Лэн принялся о чем-то просить, показывая на меня, что-то втолковывать, – ему внимали с тупым безразличием, – и тогда он двинул рукой…
Его кулак, описав крутую дугу, скользнул по первой челюсти, по второй, и оба конвоира вдруг упали. Двойной нокаут. Нового удара не понадобилось. Одним ударом – двоих! Я такого никогда еще не видел. Я стоял, завороженный, рефлекторно примеривая к себе это уникальное движение, прокручивая картинку в уме, а Лэн уже бежал ко мне, загорелый и счастливый, с томиком Шпенглера под мышкой, сияя, как начищенный сапог, а трое полицейских, отпрыгнув от стойки бара, опасливо окружали беглеца. И оказалось, что в холле полно полицейских: кто-то кинулся к бесчувственным телам, кто-то терзал радиофон, вызывая врача…
– Мне предлагали работу, – начал мальчик с главного. Понимал, умница, что у нас нет времени на пустяки.
– Какую? – спросил я.
– Чтобы я вас уговорить взять меня в Ленинград.
– А что тебе делать в Ленинграде?
– Сказали, писателем станешь, а мы поможем публиковаться, – смущенно улыбнулся он. – Сказали, ты же всю жизнь мечтал стать писателем. Будешь учеником Жилина, будешь дружить с Сорокиным, со Снегиревым, с Галкиной, а с нашим резидентом, сказали, будешь встречаться не чаще раза в месяц…
– А ты?
– Отказался, конечно. Работа коридорного мне больше нравится.
Товарищ Барабаш очень внимательно нас слушал. Мне это не нравилось, но выбора не было. Лейтенант Сикорски слушал новости по стереовизору, то есть как бы отсутствовал. Что слушали другие полицейские, окружившие нас, я не знаю, их рапортов мне никто в дальнейшем не показал.
– Вы ведь, если не ошибаюсь, сын госпожи Вайны Туур? – громко спросил Бэла.
– Да, – сказал Лэн.
– Ваша матушка – грандиозная женщина, – сказал Бэла с энтузиазмом. – Не волнуйтесь, я уверен, мы утрясём это недоразумение…
Вечерние новости, кстати, всё не кончались.

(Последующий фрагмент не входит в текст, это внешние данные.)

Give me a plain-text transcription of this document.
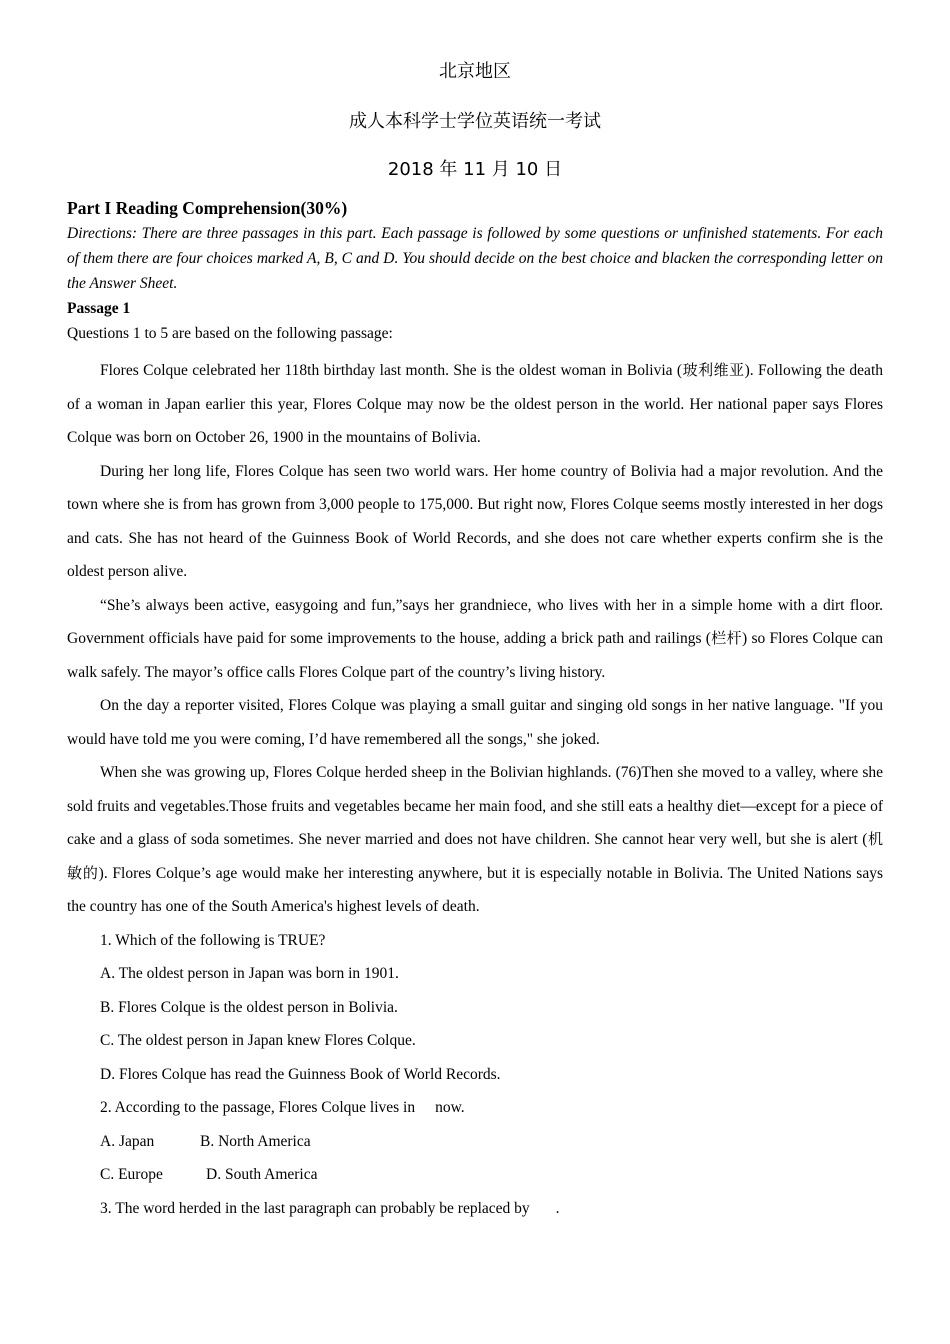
北京地区
成人本科学士学位英语统一考试
2018 年 11 月 10 日

Part I Reading Comprehension(30%)

Directions: There are three passages in this part. Each passage is followed by some questions or unfinished statements. For each of them there are four choices marked A, B, C and D. You should decide on the best choice and blacken the corresponding letter on the Answer Sheet.

Passage 1

Questions 1 to 5 are based on the following passage:

Flores Colque celebrated her 118th birthday last month. She is the oldest woman in Bolivia (玻利维亚). Following the death of a woman in Japan earlier this year, Flores Colque may now be the oldest person in the world. Her national paper says Flores Colque was born on October 26, 1900 in the mountains of Bolivia.

During her long life, Flores Colque has seen two world wars. Her home country of Bolivia had a major revolution. And the town where she is from has grown from 3,000 people to 175,000. But right now, Flores Colque seems mostly interested in her dogs and cats. She has not heard of the Guinness Book of World Records, and she does not care whether experts confirm she is the oldest person alive.

“She’s always been active, easygoing and fun,”says her grandniece, who lives with her in a simple home with a dirt floor. Government officials have paid for some improvements to the house, adding a brick path and railings (栏杆) so Flores Colque can walk safely. The mayor’s office calls Flores Colque part of the country’s living history.

On the day a reporter visited, Flores Colque was playing a small guitar and singing old songs in her native language. "If you would have told me you were coming, I’d have remembered all the songs," she joked.

When she was growing up, Flores Colque herded sheep in the Bolivian highlands. (76)Then she moved to a valley, where she sold fruits and vegetables.Those fruits and vegetables became her main food, and she still eats a healthy diet—except for a piece of cake and a glass of soda sometimes. She never married and does not have children. She cannot hear very well, but she is alert (机敏的). Flores Colque’s age would make her interesting anywhere, but it is especially notable in Bolivia. The United Nations says the country has one of the South America's highest levels of death.

1. Which of the following is TRUE?

A. The oldest person in Japan was born in 1901.

B. Flores Colque is the oldest person in Bolivia.

C. The oldest person in Japan knew Flores Colque.

D. Flores Colque has read the Guinness Book of World Records.

2. According to the passage, Flores Colque lives in now.

A. Japan	B. North America

C. Europe	D. South America

3. The word herded in the last paragraph can probably be replaced by .
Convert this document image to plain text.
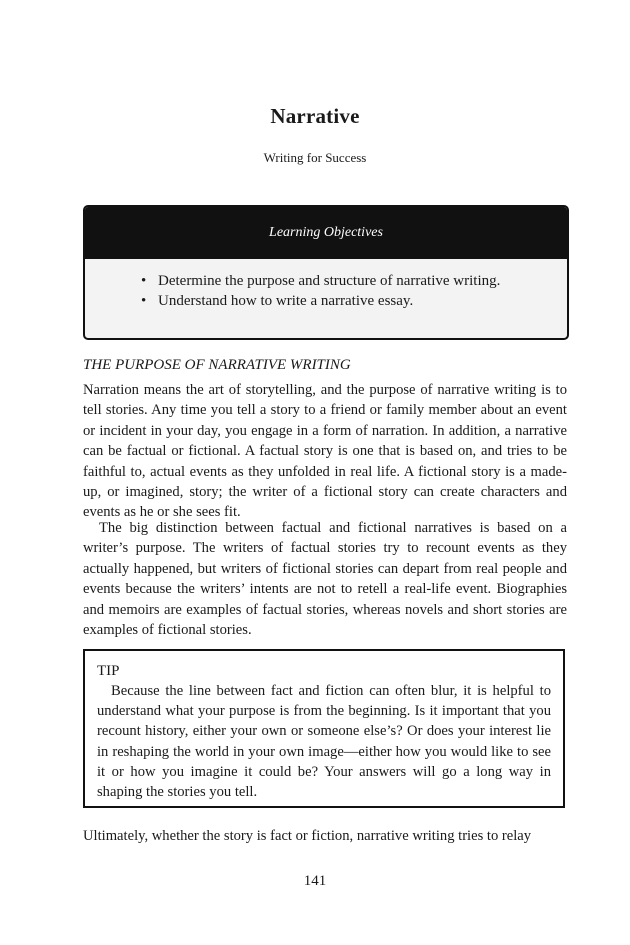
Narrative
Writing for Success
Learning Objectives
• Determine the purpose and structure of narrative writing.
• Understand how to write a narrative essay.
THE PURPOSE OF NARRATIVE WRITING
Narration means the art of storytelling, and the purpose of narrative writing is to tell stories. Any time you tell a story to a friend or family member about an event or incident in your day, you engage in a form of narration. In addition, a narrative can be factual or fictional. A factual story is one that is based on, and tries to be faithful to, actual events as they unfolded in real life. A fictional story is a made-up, or imagined, story; the writer of a fictional story can create characters and events as he or she sees fit.
The big distinction between factual and fictional narratives is based on a writer’s purpose. The writers of factual stories try to recount events as they actually happened, but writers of fictional stories can depart from real people and events because the writers’ intents are not to retell a real-life event. Biographies and memoirs are examples of factual stories, whereas novels and short stories are examples of fictional stories.
TIP
Because the line between fact and fiction can often blur, it is helpful to understand what your purpose is from the beginning. Is it important that you recount history, either your own or someone else’s? Or does your interest lie in reshaping the world in your own image—either how you would like to see it or how you imagine it could be? Your answers will go a long way in shaping the stories you tell.
Ultimately, whether the story is fact or fiction, narrative writing tries to relay
141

Теперь там показывали… Стаса! Господин Скребутан произносил какую-то речь, высоко подняв бокал с вином. Не спрашивая разрешения у полиции, я сел на плетеный диванчик.
– Ноги не слушаются, – сказал я умоляюще. – Эй, палачи, дайте отдохнуть.

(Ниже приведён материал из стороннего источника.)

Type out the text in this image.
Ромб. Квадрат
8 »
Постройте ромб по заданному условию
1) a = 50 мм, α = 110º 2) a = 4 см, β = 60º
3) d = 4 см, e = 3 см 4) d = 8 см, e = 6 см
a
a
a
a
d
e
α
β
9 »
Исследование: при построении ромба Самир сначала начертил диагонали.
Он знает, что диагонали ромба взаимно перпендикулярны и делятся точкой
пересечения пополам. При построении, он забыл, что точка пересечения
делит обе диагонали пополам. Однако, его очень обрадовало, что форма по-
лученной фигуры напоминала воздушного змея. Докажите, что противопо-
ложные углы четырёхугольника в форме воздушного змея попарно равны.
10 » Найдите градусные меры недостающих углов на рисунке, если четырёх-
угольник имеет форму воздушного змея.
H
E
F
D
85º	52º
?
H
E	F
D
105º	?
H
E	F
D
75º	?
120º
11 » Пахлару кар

– Врача вернуть? – наклонился Бэла ко мне.
– Выживу, – сказал я.
Он посмотрел на стереовизор и хмыкнул. Он посмотрел на Сикорски, на Лэна, на своих подчиненных, и принял решение.
– Хорошо, Жилин, я подожду у выхода. Надеюсь, обойдемся без трюков? Руди, проследи за ним.
– Да ты не волнуйся, уеду я отсюда. Вот отдышусь, и тотчас на вокзал.
– Сначала – в Управление, – напомнил мне товарищ Барабаш. – Мы должны оформить ваши показания… а также наши новые отношения… Молодой человек, – окликнул он Лэна, – пойдемте, побеседуем, как цивилизованные люди.
Он ушел, не пожелав мне здоровья.
– Это правда, – быстро стихал его голос, – что ваша матушка заказала для всех женщин, членов яхт- клуба, паруса-спинакеры в форме лифчика, а всех яхтсменов мужчин обязала сшить спинакеры в форме…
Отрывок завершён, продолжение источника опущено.